Is this exposed as a multiple top-level collection HID descriptor, ie: A single device with a HID descriptor with multiple root collections, like there's one in `dinput/tests/hid.c` / `test_hid_multiple_tlc`?
If that's the case we currently don't support that very well and indeed, we either discard the device entirely or just take the first collection, as you can see from the test. It's on my plate to do at some point but you're welcome if you're interested to work on implementing it.
Otherwise I think we should take Unix level devices separately and I'm not sure to see how this happens. You are using the udev / hidraw backend I presume?

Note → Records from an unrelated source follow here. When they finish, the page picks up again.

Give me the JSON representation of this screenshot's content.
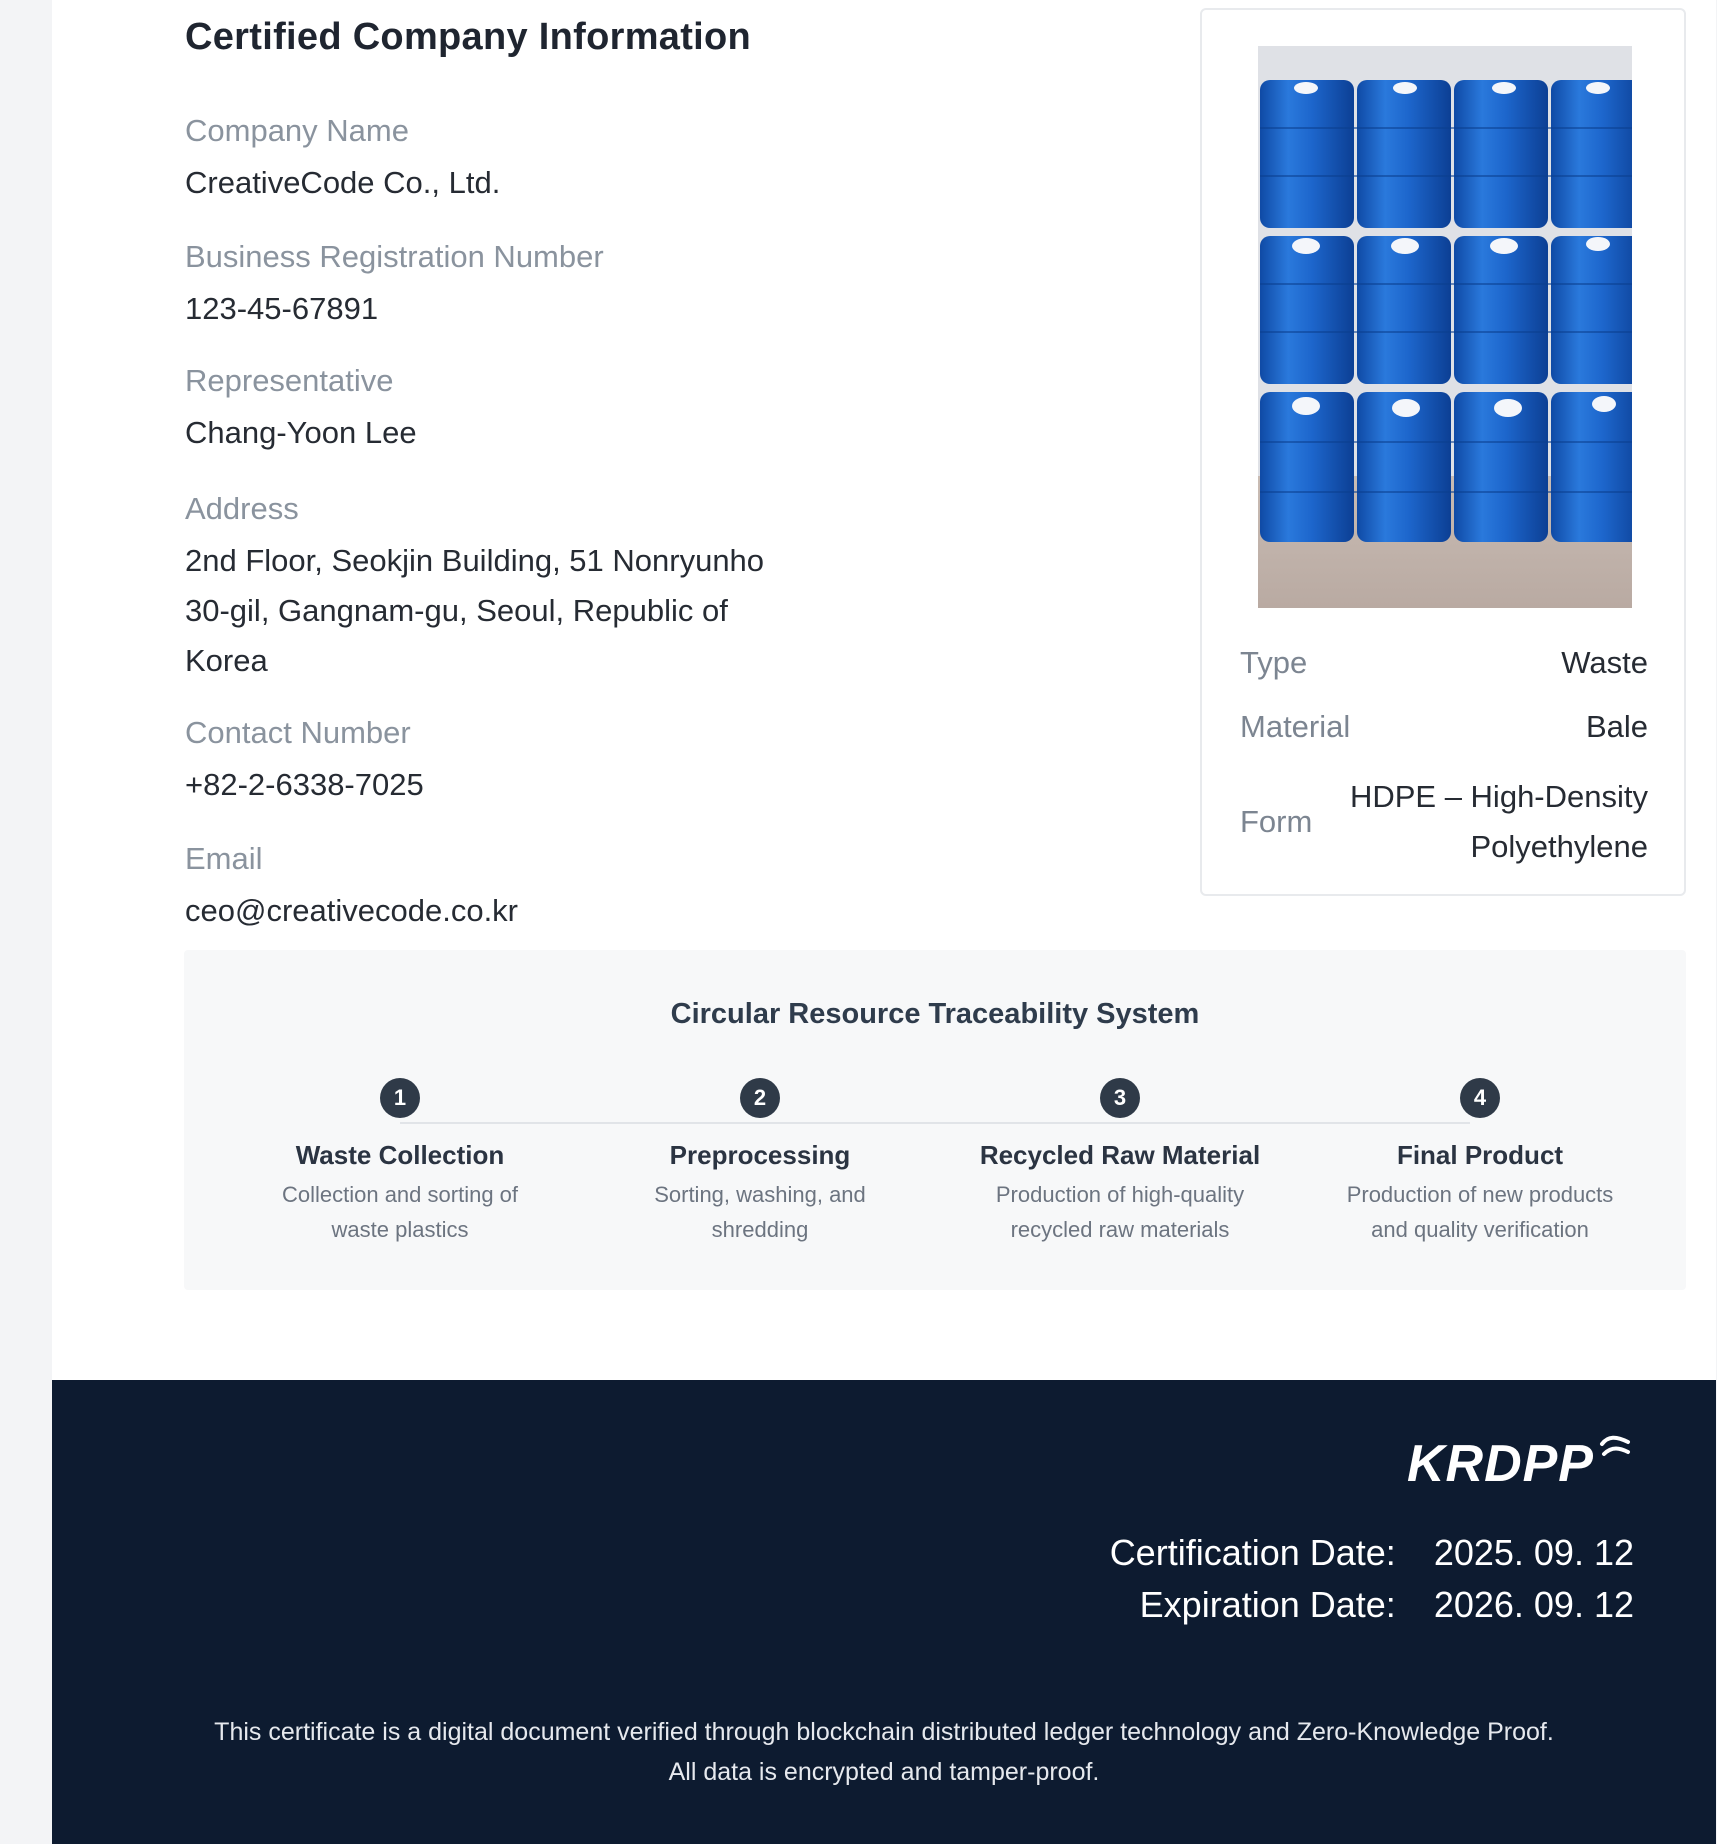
{
  "company": {
    "title": "Certified Company Information",
    "fields": [
      {
        "label": "Company Name",
        "value": "CreativeCode Co., Ltd."
      },
      {
        "label": "Business Registration Number",
        "value": "123-45-67891"
      },
      {
        "label": "Representative",
        "value": "Chang-Yoon Lee"
      },
      {
        "label": "Address",
        "value_lines": [
          "2nd Floor, Seokjin Building, 51 Nonryunho",
          "30-gil, Gangnam-gu, Seoul, Republic of",
          "Korea"
        ]
      },
      {
        "label": "Contact Number",
        "value": "+82-2-6338-7025"
      },
      {
        "label": "Email",
        "value": "ceo@creativecode.co.kr"
      }
    ]
  },
  "product": {
    "image_icon": "blue-plastic-drums-photo",
    "specs": [
      {
        "key": "Type",
        "value": "Waste"
      },
      {
        "key": "Material",
        "value": "Bale"
      },
      {
        "key": "Form",
        "value_lines": [
          "HDPE – High-Density",
          "Polyethylene"
        ]
      }
    ]
  },
  "traceability": {
    "title": "Circular Resource Traceability System",
    "steps": [
      {
        "num": "1",
        "title": "Waste Collection",
        "desc_lines": [
          "Collection and sorting of",
          "waste plastics"
        ]
      },
      {
        "num": "2",
        "title": "Preprocessing",
        "desc_lines": [
          "Sorting, washing, and",
          "shredding"
        ]
      },
      {
        "num": "3",
        "title": "Recycled Raw Material",
        "desc_lines": [
          "Production of high-quality",
          "recycled raw materials"
        ]
      },
      {
        "num": "4",
        "title": "Final Product",
        "desc_lines": [
          "Production of new products",
          "and quality verification"
        ]
      }
    ]
  },
  "footer": {
    "brand": "KRDPP",
    "brand_icon": "wave-icon",
    "certification_label": "Certification Date:",
    "certification_date": "2025. 09. 12",
    "expiration_label": "Expiration Date:",
    "expiration_date": "2026. 09. 12",
    "notice_lines": [
      "This certificate is a digital document verified through blockchain distributed ledger technology and Zero-Knowledge Proof.",
      "All data is encrypted and tamper-proof."
    ]
  },
  "colors": {
    "footer_bg": "#0d1b30",
    "drum_blue": "#1f63c9",
    "step_badge": "#2f3a48"
  }
}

Also, HID mouse / keyboard are currently completely unsupported, they may be exposed as devices but I don't think they would work well with any application.
- The thread which receives HID input reports and makes `send_hardware_message` requests to wineserver does not have an associated desktop. This causes wineserver to return STATUS_INVALID_HANDLE and thus no rawinput messages get queued.
I think that we're supposed to have a desktop there... or otherwise no controller would work at all. Maybe there's a regression? It should normally be created automatically as hidclass.sys links with user32 and uses __wine_send_input to send the HID messages.